Ideally, the Dung Beetle Project will roll around emulating the insect from which it draws its name — cleaning up waste and transforming it into something useful. The trailer-mounted movable art piece was sculpted with recycled metal in Johannesburg, South Africa, and it contains gasification technology that recycles plastic into low-emission diesel and liquefied petroleum gas, or LPG. It’s not just the shape of the Dung Beetle that catches attention — it actually shoots flames into the sky by firing recycled gas, and it features an art stage as a platform for musicians, artists or jugglers to create “a spectacle of light and sound…to ignite people’s imaginations and spark excitement about solutions to environmental problems,” according to the group’s statement.
Related: Shimmering Solar Arch to generate power for a post-industrial Connecticut town
“We want to change people’s perceptions around what plastic is,” Terblanche told Inhabitat. “Right now it’s viewed as a waste, as litter, as a blot on the landscape,” but the Dung Beetle Project could help communities realize “this is a commodity that we can harvest, that it’s got some value, that we can turn it into something.”
The Dung Beetle Project got its start when inventor Pierre “Pops” Pretorius, who lives on a rural farm, was tinkering with a gasification system using macadamia nut shells that would otherwise largely be discarded, according to Terblanche, a longtime friend of Pretorius and Jeffrey Barbee, project director and director of Alliance Earth, the organization backing the Dung Beetle Project. Pretorius wondered what else he might be able to gasify and thought of plastic. The friends all attend AfrikaBurn, a regional offshoot of Burning Man, and thought maybe they’d show off the gasification technology there. They had a scale working prototype and decided to transform it into a playa-ready art project. Both AfrikaBurn and Burning Man offered funding that the Dung Beetle team used to create a more sophisticated prototype; artist Nathan Honey designed the metal beetle shell.

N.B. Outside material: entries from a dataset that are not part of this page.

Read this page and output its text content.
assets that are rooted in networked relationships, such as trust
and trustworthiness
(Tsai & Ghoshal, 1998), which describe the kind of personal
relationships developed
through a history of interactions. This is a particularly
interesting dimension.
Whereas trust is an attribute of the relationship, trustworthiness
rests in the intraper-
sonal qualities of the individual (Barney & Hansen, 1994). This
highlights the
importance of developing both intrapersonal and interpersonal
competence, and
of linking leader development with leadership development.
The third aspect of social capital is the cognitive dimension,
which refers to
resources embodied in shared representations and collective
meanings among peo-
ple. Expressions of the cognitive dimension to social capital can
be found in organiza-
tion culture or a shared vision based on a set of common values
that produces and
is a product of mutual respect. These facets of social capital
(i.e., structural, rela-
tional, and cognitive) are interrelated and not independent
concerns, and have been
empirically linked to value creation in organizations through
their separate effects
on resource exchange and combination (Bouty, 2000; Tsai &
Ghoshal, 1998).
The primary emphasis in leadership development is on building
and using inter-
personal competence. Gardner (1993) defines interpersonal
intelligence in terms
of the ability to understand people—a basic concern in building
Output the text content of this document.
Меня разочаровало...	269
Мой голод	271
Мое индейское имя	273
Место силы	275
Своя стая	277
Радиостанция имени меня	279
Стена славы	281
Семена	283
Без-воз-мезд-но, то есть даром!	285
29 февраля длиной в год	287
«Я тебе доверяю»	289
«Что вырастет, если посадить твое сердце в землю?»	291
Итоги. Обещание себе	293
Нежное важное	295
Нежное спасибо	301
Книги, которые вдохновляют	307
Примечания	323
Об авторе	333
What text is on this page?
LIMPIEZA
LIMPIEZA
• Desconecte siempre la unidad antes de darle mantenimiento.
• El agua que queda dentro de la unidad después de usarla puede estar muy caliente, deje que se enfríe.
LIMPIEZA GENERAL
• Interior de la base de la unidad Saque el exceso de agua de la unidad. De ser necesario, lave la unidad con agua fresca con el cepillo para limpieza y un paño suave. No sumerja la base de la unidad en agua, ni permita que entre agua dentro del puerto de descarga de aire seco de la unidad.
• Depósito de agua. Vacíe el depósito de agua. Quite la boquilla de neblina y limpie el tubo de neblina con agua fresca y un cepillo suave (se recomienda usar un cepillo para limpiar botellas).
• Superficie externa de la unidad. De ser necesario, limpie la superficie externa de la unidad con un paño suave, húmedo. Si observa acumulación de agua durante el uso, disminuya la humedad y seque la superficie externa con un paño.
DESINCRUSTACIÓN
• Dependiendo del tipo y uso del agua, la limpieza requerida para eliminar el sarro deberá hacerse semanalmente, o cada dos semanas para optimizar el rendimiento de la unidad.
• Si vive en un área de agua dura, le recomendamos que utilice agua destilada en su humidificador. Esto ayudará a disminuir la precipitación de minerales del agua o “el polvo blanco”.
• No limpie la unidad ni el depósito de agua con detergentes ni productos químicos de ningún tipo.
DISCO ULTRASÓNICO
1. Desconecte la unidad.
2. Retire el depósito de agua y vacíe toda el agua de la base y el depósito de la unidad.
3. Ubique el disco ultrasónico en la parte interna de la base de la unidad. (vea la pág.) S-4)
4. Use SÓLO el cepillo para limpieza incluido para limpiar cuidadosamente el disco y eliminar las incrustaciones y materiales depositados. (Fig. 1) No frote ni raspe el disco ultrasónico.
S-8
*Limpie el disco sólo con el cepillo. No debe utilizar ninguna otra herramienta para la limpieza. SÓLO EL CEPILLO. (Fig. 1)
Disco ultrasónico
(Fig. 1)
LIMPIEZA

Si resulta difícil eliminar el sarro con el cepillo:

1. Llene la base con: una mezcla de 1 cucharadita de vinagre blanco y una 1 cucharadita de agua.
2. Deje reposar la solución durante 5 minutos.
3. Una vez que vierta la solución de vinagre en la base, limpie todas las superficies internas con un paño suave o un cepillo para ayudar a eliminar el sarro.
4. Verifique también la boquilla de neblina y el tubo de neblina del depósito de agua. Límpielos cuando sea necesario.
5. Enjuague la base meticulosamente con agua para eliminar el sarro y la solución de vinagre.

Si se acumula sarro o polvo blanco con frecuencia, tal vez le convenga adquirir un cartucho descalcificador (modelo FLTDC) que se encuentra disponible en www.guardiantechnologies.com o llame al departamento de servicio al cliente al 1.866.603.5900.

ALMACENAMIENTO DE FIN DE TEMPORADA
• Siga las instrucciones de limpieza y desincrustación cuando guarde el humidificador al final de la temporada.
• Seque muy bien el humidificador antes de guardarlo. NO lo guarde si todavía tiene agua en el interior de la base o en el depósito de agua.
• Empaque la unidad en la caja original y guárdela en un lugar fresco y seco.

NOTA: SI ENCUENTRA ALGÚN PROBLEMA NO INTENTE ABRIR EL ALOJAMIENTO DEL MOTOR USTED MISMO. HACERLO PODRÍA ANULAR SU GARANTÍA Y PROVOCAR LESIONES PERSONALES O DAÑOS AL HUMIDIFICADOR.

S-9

Here’s how the Dung Beetle Project works: plastic is shredded into pieces and burned in an oxygen-free environment in a reactor; gases then rise up while physical particles are recirculated to be burned again. The gases run through cooling ribs and condense into liquid, “similar to how a whisky still might work,” Terblanche says. Fuel drips out, and it can be used to power a vehicle or generator. According to the group’s statement, “Anything not burnt will fall out the bottom as pure carbon that can be placed directly into the soil to enrich it, or made into something more exciting like nano-tubes or graphene sheets.” There’s no waste, and while some emissions are produced when the resulting fuel is burned — it isn’t a clean fuel — the process used to create that fuel has no emissions, and the fuel itself burns cleaner than oil.
Any plastic could be gasified, but there are some types the team avoids using, like PET, as it’s easily recycled, or white PVC piping, which has chemicals like chlorine that don’t work well with the gasification process. “The big benefit is that [the Dung Beetle Project] can process things that can’t be recycled, like the cellophane wrapping your pre-packed salad comes in, and this process allows you to process items that would have just ended up in a landfill,” Terblanche said.
The vision for the Dung Beetle goes beyond AfrikaBurn. The group aims to take it on a roadshow to educate people and work with communities to create lower-tech versions inspired by Pretorius’ original gasifier built with recycled parts.
“The really nice thing about the low-tech version is it can kind of be built in any little backyard garage. So imagine a mechanic who has a welding machine and a workshop. That’s all you probably need to make one of these,” Terblanche said. “So we want to spread the message, and if we can get hundreds of these out there, then we’re going to have hundreds of communities which are cleaning up their own plastic. And then at a community level you starting changing people’s behavior so the plastic doesn’t reach the ocean.”
The project could even offer incentives to preserve forests: in places with shortages of fuel or employment, people chop down ancient hardwoods to make charcoal to sell. The Dung Beetle technology could provide fuel security as people use plastic instead of wood for fuel, and people could even sell the plastic for money or some of the fuel a gasification system would generate.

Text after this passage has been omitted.